Nous arrivons, alors, à la question fondamentale. Des briqueteries et autres petites et moyennes entreprises, pourquoi envisager de les concéder uniquement à des patrons privés, et non pas les confier à leurs travailleurs, en autogestion ?… Ces travailleurs seraient-ils moins capables que ceux de la post-indépendance pour gérer correctement leur unité de production ?… Pourquoi ne pas les mettre à l’épreuve ?… Ainsi, ces entreprises ne seront pas livrées aux prédateurs privés, mais conserveraient un aspect public, puisque autogérées par les travailleurs eux-mêmes.

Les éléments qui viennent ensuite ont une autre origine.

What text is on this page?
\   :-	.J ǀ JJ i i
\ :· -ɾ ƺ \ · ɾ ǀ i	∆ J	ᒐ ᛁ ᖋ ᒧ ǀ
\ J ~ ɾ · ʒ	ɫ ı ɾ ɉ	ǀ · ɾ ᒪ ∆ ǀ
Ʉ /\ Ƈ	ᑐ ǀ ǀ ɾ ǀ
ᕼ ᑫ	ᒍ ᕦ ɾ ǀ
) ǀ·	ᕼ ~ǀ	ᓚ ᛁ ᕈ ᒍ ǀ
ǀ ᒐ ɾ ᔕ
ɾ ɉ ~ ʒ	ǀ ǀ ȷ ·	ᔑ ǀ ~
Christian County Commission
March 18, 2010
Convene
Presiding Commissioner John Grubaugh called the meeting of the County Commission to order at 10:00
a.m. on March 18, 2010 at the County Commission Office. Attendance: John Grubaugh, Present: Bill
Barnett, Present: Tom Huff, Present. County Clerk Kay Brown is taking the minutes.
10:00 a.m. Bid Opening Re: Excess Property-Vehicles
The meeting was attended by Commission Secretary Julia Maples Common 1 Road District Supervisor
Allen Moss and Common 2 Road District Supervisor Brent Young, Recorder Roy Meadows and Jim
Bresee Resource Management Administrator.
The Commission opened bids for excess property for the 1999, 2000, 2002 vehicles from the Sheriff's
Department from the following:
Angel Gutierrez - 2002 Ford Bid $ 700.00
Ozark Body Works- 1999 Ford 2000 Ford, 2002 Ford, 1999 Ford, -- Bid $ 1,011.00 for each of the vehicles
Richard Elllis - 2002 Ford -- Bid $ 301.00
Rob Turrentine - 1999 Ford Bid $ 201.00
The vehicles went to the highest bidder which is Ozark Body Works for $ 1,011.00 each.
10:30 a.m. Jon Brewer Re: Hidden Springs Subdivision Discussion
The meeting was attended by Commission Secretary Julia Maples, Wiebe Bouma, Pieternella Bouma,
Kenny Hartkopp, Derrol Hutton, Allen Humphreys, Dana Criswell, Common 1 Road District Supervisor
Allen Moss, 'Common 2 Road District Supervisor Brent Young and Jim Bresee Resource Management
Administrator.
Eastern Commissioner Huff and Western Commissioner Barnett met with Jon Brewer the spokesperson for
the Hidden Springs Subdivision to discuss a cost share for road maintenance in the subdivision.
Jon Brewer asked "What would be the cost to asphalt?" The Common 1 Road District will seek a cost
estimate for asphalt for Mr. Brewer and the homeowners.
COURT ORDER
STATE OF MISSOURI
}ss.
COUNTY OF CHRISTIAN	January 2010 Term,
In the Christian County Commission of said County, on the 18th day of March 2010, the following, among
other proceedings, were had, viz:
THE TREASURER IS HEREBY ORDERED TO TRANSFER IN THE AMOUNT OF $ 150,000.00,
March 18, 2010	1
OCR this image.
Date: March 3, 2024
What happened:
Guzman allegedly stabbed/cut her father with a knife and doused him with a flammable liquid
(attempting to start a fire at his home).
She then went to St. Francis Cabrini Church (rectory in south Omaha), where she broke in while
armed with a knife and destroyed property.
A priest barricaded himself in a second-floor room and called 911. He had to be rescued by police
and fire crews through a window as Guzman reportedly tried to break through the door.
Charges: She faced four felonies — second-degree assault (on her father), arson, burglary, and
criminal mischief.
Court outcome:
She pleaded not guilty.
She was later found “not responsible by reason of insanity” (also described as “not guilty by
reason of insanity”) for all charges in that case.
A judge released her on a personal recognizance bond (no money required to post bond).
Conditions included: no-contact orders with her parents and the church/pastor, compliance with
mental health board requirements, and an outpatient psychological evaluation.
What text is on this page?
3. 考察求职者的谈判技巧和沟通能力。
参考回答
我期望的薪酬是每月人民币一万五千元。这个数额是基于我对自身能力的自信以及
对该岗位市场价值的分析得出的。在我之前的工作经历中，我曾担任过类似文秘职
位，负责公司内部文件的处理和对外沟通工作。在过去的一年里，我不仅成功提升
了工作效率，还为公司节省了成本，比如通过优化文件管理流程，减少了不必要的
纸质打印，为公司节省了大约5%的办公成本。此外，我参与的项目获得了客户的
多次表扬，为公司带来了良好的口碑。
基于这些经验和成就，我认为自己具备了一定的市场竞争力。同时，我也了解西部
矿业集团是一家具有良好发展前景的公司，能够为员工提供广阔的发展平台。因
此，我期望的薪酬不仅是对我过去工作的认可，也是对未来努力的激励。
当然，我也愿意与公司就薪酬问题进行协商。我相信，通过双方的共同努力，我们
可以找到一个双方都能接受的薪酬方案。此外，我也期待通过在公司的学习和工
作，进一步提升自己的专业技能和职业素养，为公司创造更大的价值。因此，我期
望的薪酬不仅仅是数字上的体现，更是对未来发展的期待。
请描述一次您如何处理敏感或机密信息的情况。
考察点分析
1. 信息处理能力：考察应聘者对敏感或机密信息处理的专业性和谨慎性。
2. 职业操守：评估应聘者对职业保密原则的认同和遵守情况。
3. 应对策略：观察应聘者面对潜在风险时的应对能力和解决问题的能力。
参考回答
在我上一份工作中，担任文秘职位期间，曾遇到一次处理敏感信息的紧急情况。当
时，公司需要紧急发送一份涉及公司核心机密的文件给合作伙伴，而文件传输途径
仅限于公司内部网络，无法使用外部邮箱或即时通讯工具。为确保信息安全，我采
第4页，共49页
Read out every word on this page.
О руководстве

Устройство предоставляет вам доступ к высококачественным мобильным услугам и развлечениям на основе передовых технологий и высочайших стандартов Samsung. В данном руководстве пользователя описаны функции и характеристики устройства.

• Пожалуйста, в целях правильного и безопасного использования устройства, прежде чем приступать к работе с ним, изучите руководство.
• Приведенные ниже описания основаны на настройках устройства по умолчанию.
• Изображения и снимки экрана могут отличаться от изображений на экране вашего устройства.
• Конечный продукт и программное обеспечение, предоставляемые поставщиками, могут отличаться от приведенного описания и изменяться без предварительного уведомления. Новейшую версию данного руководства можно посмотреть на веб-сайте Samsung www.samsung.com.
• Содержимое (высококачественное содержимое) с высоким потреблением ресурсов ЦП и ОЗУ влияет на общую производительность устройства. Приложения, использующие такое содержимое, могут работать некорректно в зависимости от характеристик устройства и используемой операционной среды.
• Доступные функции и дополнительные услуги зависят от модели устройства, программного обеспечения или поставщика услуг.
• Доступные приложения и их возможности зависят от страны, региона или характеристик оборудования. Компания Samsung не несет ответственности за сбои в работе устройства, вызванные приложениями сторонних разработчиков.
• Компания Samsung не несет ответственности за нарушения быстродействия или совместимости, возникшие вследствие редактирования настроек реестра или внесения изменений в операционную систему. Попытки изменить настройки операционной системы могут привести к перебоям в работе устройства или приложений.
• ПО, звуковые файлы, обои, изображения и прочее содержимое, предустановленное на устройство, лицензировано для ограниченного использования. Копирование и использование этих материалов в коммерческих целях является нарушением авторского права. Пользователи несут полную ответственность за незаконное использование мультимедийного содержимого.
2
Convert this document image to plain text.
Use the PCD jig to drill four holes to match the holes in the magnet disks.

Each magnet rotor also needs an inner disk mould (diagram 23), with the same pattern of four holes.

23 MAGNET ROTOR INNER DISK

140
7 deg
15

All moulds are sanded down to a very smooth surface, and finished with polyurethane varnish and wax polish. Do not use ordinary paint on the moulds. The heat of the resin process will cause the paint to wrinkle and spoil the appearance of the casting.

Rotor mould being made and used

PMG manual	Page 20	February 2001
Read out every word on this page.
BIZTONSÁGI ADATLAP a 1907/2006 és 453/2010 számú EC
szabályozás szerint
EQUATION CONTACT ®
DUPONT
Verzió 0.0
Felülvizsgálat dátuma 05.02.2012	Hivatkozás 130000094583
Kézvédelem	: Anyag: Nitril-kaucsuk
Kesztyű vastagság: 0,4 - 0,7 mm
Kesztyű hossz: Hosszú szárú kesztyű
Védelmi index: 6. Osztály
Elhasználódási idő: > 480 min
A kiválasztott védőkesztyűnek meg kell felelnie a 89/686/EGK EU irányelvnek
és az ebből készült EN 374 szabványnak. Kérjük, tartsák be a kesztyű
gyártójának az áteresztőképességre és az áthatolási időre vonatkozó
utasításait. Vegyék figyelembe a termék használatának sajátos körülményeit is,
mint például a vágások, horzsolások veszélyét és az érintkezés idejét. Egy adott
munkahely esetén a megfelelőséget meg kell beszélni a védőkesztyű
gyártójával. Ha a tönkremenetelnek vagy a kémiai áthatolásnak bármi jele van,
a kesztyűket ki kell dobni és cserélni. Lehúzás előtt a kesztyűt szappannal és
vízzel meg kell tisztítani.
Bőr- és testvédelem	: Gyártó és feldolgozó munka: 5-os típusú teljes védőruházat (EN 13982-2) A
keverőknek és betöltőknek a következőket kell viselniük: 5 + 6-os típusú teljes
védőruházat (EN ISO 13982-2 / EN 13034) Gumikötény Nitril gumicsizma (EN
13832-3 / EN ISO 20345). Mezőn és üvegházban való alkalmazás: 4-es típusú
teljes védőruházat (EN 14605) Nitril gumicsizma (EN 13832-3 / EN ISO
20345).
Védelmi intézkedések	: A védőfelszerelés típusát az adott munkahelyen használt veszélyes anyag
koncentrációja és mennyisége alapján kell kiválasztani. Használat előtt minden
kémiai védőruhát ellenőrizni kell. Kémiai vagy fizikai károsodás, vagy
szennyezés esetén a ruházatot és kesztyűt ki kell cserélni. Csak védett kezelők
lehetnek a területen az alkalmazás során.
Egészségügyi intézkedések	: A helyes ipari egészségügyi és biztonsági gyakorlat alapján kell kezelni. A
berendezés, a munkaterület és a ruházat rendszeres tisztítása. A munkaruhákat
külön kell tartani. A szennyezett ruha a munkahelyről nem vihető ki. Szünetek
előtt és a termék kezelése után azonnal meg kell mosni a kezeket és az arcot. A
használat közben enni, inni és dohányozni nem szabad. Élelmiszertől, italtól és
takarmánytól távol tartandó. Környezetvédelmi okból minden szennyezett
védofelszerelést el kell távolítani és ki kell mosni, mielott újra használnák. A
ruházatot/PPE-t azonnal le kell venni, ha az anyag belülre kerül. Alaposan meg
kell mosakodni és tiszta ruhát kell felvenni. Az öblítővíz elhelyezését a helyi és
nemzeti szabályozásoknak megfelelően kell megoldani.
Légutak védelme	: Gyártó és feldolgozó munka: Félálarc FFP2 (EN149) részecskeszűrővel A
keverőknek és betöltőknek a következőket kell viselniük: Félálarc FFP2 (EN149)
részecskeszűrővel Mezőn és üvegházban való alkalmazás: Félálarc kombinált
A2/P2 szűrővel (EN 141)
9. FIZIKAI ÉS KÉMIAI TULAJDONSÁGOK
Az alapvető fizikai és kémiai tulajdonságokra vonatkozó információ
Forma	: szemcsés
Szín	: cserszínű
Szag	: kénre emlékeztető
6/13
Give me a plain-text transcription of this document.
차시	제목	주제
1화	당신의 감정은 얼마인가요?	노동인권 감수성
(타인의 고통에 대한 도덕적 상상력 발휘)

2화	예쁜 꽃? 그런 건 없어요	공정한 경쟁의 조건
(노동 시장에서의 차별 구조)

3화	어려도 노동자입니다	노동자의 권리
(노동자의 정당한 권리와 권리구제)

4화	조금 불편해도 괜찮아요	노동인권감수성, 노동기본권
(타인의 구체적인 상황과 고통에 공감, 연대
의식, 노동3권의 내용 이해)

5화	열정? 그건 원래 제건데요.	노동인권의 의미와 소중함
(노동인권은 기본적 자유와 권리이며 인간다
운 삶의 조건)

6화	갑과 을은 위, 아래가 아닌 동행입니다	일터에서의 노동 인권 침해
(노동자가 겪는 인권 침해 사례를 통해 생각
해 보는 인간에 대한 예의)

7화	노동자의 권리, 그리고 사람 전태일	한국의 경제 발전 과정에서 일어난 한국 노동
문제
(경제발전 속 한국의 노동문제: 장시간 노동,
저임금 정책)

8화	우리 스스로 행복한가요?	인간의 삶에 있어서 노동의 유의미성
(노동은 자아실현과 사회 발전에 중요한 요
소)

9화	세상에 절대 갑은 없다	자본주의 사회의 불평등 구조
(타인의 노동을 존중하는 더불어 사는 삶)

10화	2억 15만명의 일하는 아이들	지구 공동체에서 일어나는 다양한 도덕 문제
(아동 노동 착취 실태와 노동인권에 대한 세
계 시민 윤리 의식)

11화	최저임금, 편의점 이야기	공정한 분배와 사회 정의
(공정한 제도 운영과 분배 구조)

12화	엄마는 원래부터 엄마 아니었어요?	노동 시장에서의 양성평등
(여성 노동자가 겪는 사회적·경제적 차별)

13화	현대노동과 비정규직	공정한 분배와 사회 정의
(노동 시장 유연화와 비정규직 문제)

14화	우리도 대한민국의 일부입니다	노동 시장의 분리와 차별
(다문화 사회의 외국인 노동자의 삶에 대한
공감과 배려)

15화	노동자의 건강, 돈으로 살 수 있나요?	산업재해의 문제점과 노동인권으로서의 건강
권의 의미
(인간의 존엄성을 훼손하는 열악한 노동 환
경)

Il est vrai que cette solution priverait les patrons privés de s’emparer de ces unités de production. Mais cette perspective a l’inconvénient d’éliminer leur soutien aux détenteurs de l’État. Ce qui est inacceptable pour ces derniers.

À juger du projet de confier les petites et moyennes entreprises non pas aux travailleurs mais à des privés, ne doit-on pas en conclure que les détenteurs de l’État, devant les difficultés productives constatées, préfèrent privilégier leurs propres intérêts ? Et que signifie cela sinon se comporter en caste, au détriment du peuple ?… Pourtant, de par le monde, notamment en Argentine, existent des entreprises, dont la gestion privée patronale s’étant révélée une faillite, ont été reprises par leurs travailleurs avec succès, même en s’activant dans un environnement capitaliste.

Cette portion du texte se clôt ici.